In vivo ¹H-MRS data was acquired from the left ventral hippocampus of the rat brain using PRESS (Point resolved spectroscopy sequence) with TR/TE 5000/16 ms and 512 averages spanning 42 min of scan time. High-resolution anatomical images were used as reference images to place the voxel. Magnetic field homogeneity and water suppression pulses were optimized before spectrum acquisition. After data acquisition, zero and first-order phase corrections were applied to all in vivo spectra using the program LC model [14]. Subsequently, metabolite concentrations were estimated by referencing a “basis set” based on in vitro spectra. The LC model also outputs uncertainties of the metabolite concentration estimates in the form of Cramer-Rao lower bounds (CRLB).

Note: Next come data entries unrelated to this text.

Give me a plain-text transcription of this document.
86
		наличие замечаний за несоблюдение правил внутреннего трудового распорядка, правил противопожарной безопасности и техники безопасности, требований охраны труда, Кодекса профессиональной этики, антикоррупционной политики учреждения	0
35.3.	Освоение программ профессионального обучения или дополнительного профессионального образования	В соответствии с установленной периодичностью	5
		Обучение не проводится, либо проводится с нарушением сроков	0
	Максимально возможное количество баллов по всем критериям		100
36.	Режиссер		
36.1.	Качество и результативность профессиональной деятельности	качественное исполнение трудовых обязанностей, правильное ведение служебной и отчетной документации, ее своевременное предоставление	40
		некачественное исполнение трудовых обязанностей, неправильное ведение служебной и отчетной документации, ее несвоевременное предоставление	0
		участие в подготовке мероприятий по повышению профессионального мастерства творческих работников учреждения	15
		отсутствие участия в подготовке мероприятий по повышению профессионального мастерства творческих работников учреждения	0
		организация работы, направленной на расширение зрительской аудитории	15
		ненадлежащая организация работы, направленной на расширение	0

3.2. d-MRI Acquisition and Analysis

In vivo d-MRI data was acquired with a fast kurtosis acquisition scheme described previously [10,15]. Briefly, data were acquired using a segmented EPI sequence (four segments) with parameters: diffusion times (δ/Δ) of 6ms/14ms, b-values 1.0 ms/μm² and 2.5 ms/μm² with three b0 images and nine directions (directions tabled in [13]). Other scan parameters were TR/TE = 2237/27 ms, number of slices = 38, isotropic resolution = 300 μm, matrix size = 128 × 64. Twenty averages were acquired, resulting in a total scan time of 1 h and 10 minutes. Saturation slices were placed in all the three orthogonal imaging planes to reduce motion artifacts during the MRI experiments. The d-MRI data were denoised [16] and corrected for Gibbs ringing artifact [17] in Matlab (The Mathworks, Natick, MA), before parameter estimation. The region of interest (ROIs) were manually delineated on b0 images of each dataset, according to the coordinates mentioned in the rat brain atlas [18] and literature [19,20] for each ROI. The statistical analysis of the data were also performed in Matlab using linear mixed model analysis, with animals as a random effect and group as fixed effect described elsewhere [7,10,21].

4. User Notes

The d-MRI data can be further analyzed to explore microstructural alterations and CMS recovery in any region of interest in the brain with other analysis methods. ¹H-MRS data from the ventral hippocampus can also be further analyzed with different post-processing methods to explore the consistency of the data or to compare with another dataset.